君が幽霊じゃなかったら、惚れてた

あの日のクーニャン

第1話『それでも、世界は動かない』

今日も一日、誰とも話さなかった。


成果としては、X(旧Twitter)で知らん人同士が喧嘩してるのを30分くらい眺めてたくらいだ。


「それってお前が悪いんじゃん」

「何様だよ、ブロックすんぞ」

「ご自由に。スクショはもう撮ったし」


……このやり取りに、誰より早く“いいね”を押したのは俺だ。何も言わずに、ただ押した。


誰にも知られない場所で、誰かの感情が擦り切れていくのを見ていると、少しだけ安心する。

たぶん、俺より先に壊れてる人を見つけると、自分はまだ大丈夫な気がするからだ。


俺の名前は凪。二十二歳。大学中退。

職歴ゼロ、恋人ゼロ、外出頻度もほぼゼロの三冠王。

かつて「人生の夏休み」って言われた時代はとっくに終わり、

今は「人生の無職リゾート」で年中バカンスしている。


親の仕送りでアパート暮らし。生活費を絞りまくって、月額定額の動画サブスク三種は死守している。

一日でできる最大の運動は、コンビニまで徒歩5分。

隣人の白井真砂(まさご)とは大学の知り合いだったが、いまは互いに挨拶すらしていない。
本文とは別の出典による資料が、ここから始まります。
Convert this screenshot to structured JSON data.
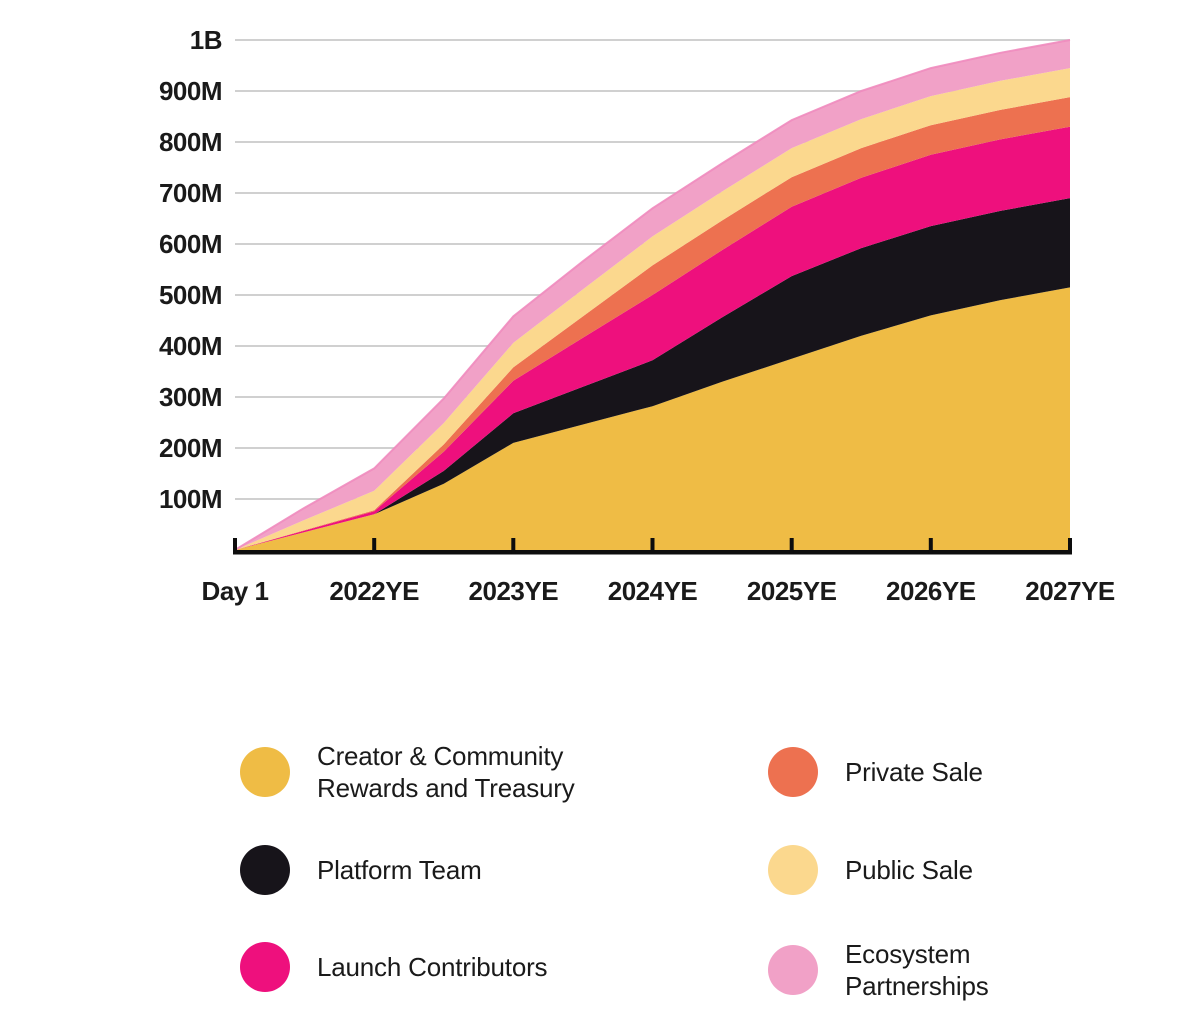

たぶん、俺が自堕落になっていく過程を見て、距離を取られてる。


俺は特別な人間じゃない。

明日誰かに「消えてくれ」と言われたら、「はい」と言いかけて黙るくらいには、社会の端にいる。


「このままじゃまずい」って感情は、毎日感じてる。

でも、その“まずい”をどうすればいいのかは、ずっとわからないままだ。


俺が人間だったのは、いつまでだったろう。



夜中、気がつけば午前一時を回っていた。


動画も見飽きた。Xも荒れてない。

部屋の空気は、人のいない水槽みたいにぬるくて重い。


ふと、カーテンを開けた。


外には月が浮かんでいた。

思ったよりも、くっきりと、綺麗だった。


そのときふと、思った。

「……歩きたいな」って。


理由はない。でも、ずっと閉じていたタブを1つ閉じるみたいに、

“この空気”から逃げ出したくなった。


玄関に置いたスニーカーには、うっすらホコリが積もっていた。

それを見て、自分でちょっとだけ笑った。

どこにも行けない人間に、靴があるなんて。


ドアを開ける。冷たい夜風が顔を撫でる。


どこに行くかなんて、決まってなかったけど、

気がつけば、俺の足はいつもの公園を目指していた。


夜の公園。静かで、無機質で、少し怖くて。

でも、妙に落ち着く場所。


ベンチに座ってスマホを見て、通知が来ないのを確認して、

またスマホをしまう。


その繰り返しが、誰かと繋がってないことを教えてくれる。


でも——今夜だけは、違った。



「やっほー。ひさしぶりだね」


突然、そんな声が聞こえた。


誰もいないはずの公園。

ふと目を向けると、ブランコに座る少女がいた。


ゆらゆらと、月明かりの下で揺れながら、

彼女は笑っていた。


まるで、最初から俺が来ることを知っていたかのように。